Papaaloa uttered a long negative sigh. «Not the same. Your people kept their religion as a staff to lean on. The natives of Kanoli saw themselves as better than the gods they had once worshiped. After all, had they not built a paradise without them? They had overstepped the bounds of mortals. They began to raid Kauai, Oahu, Hawaii, and the other islands, killing and pillaging, taking the fairest of women back as slaves. The primitive Hawaiians were helpless. How could you fight men who acted and fought like gods? Their only hope was their faith in their own deities. They prayed for deliverance and they were heard. The gods of the Hawaiians caused the sea to rise up and bury the evil Kanolians forever.»
«My people also have a similar legend of a land being swallowed by the sea. It was called Atlantis.»
«I've read of it. Plato describes it quite romantically in his Timaeus and Critias.»
«It seems you're an authority on myths other than Hawaiian.»
Papaaloa smiled. «Legends are like knots on a string; one leads to another. I could tell you of tales handed down through the centuries in many faraway lands that are very nearly identical to, but predate, those of the Christian Bible.»
«Clairvoyants predict Atlantis will rise again.» «The same is said of Kanoli.»
«I wonder,» Pitt muttered, «how much truth lies behind the legend.»
Papaaloa leaned his elbows on the desk and gazed at Pitt over clasped hands.
«Strange,» he said slowly, «most strange. He used the same words.»

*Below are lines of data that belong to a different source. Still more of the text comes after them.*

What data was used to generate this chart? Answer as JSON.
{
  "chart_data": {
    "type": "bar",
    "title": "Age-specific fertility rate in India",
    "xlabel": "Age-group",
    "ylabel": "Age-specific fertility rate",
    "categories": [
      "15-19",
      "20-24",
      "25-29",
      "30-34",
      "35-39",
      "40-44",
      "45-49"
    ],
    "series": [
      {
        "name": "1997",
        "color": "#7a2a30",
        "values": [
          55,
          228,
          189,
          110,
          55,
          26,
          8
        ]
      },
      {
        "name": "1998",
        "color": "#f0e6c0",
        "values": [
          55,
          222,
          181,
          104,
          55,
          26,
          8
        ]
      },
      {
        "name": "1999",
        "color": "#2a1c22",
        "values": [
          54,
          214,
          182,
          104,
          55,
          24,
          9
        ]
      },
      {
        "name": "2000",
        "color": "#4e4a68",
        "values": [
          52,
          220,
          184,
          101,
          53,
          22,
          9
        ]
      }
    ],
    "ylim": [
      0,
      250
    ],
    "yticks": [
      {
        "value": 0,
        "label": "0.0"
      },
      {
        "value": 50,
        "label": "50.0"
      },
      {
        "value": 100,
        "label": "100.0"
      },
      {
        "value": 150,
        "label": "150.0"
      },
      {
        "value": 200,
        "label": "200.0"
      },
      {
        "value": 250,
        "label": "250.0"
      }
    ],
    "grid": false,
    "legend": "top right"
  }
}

Pitt looked up questioningly. «He?»
«Yes, it was a long time ago. Right after World War Two. A man came to the museum every day for a week and studied every book and manuscript in our library. He was also researching the legend of Kanoli.»

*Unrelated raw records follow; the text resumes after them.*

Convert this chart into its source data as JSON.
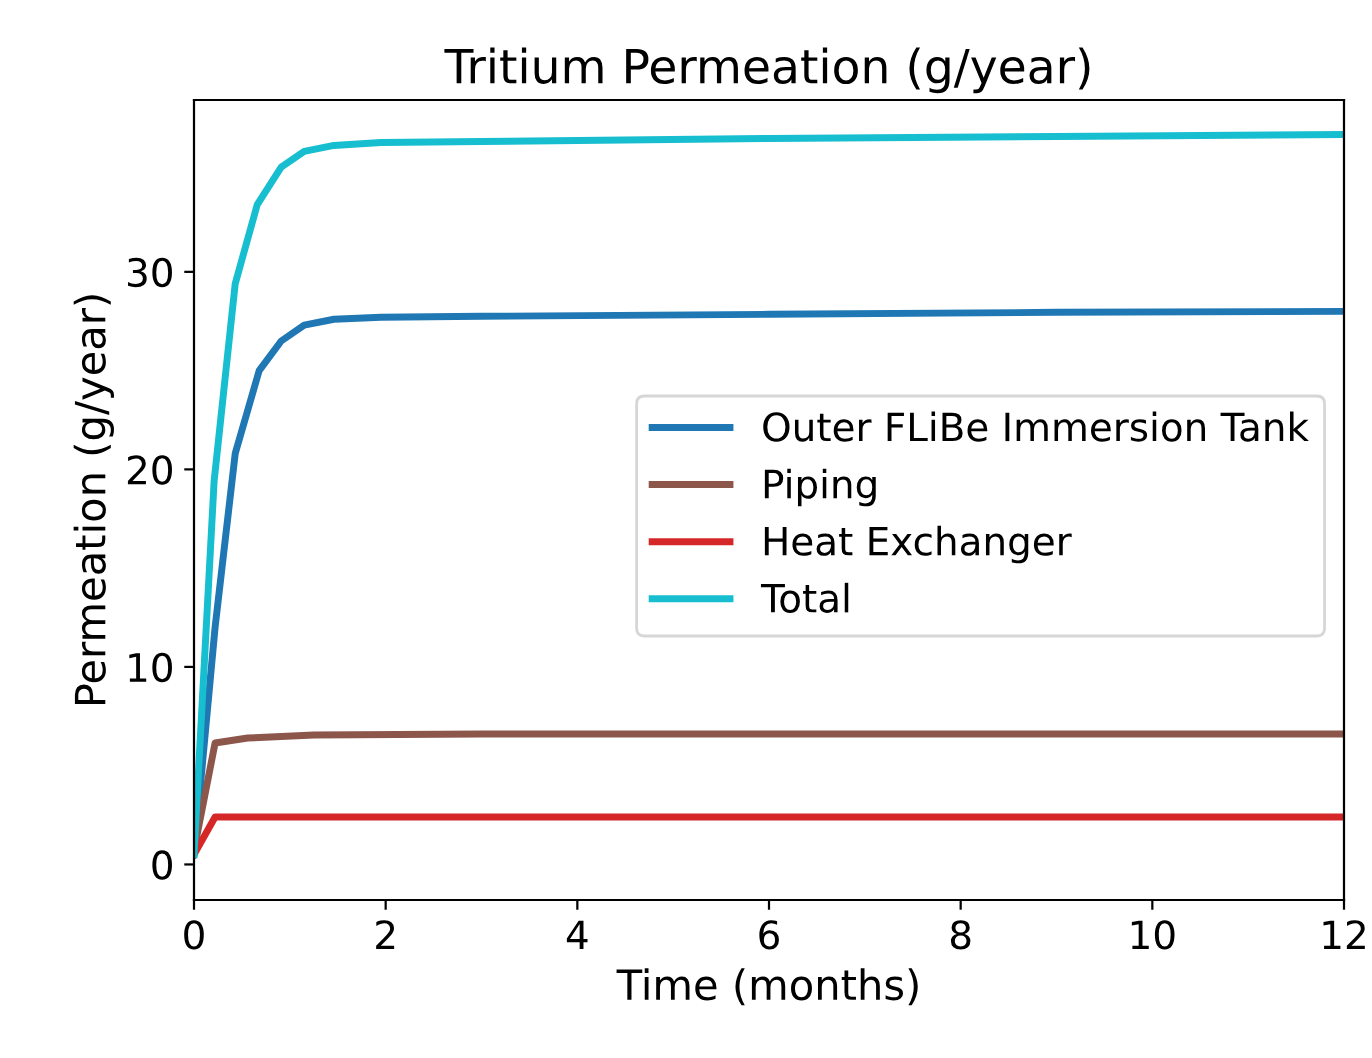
{
  "chart_data": {
    "type": "line",
    "title": "Tritium Permeation (g/year)",
    "xlabel": "Time (months)",
    "ylabel": "Permeation (g/year)",
    "xlim": [
      0,
      12
    ],
    "ylim": [
      -1.8,
      38.7
    ],
    "xticks": [
      0,
      2,
      4,
      6,
      8,
      10,
      12
    ],
    "yticks": [
      0,
      10,
      20,
      30
    ],
    "grid": false,
    "legend": "right",
    "line_style": "solid",
    "marker": "none",
    "series": [
      {
        "name": "Outer FLiBe Immersion Tank",
        "color": "#1f77b4",
        "x": [
          0,
          0.22,
          0.43,
          0.68,
          0.91,
          1.15,
          1.46,
          1.95,
          3,
          6,
          9,
          12
        ],
        "values": [
          0.5,
          12,
          20.8,
          25.0,
          26.5,
          27.3,
          27.6,
          27.7,
          27.75,
          27.85,
          27.95,
          28.0
        ]
      },
      {
        "name": "Piping",
        "color": "#8c564b",
        "x": [
          0,
          0.22,
          0.56,
          1.25,
          3,
          12
        ],
        "values": [
          0.7,
          6.15,
          6.4,
          6.55,
          6.6,
          6.6
        ]
      },
      {
        "name": "Heat Exchanger",
        "color": "#d62728",
        "x": [
          0,
          0.22,
          12
        ],
        "values": [
          0.5,
          2.4,
          2.4
        ]
      },
      {
        "name": "Total",
        "color": "#17becf",
        "x": [
          0,
          0.21,
          0.43,
          0.66,
          0.91,
          1.15,
          1.46,
          1.95,
          3,
          6,
          9,
          12
        ],
        "values": [
          0.5,
          19.4,
          29.4,
          33.4,
          35.3,
          36.1,
          36.4,
          36.55,
          36.6,
          36.75,
          36.85,
          36.95
        ]
      }
    ]
  }
}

«There must have been others through the years who found the story interesting.»
«No, you are the first since the other.»
«You have a razor-sharp memory, my friend, to recall someone that far back.»
Papaaloa unclasped his hands and stared at Pitt hesitantly. «I never forgot the incident simply because I never forgot the man. You see, he was a giant with golden eyes.»
Beyond puzzlement lies frustration, the neutralizing cloud hiding the next move. When a man enters that cloud, he is a man outside himself, a man who moves and acts instinctively. It was in such a state that Pitt found himself half an hour before noon, minutes after leaving George Papaaloa at the museum.
His mind was confused, shifting gears back and forth, trying desperately to piece the first two parts of the puzzle together. An old gray Dodge truck pulled out of the museum's parking lot and followed close behind. Pitt was ready to dismiss the trailing truck as fantasy — his subconscious was beginning to see enemy agents, complete with, trench, coats and beady eyes, lurking behind every clump of philodendron. But as he drove toward Pearl Harbor, the truck stayed with him around every corner as if tied by a rope.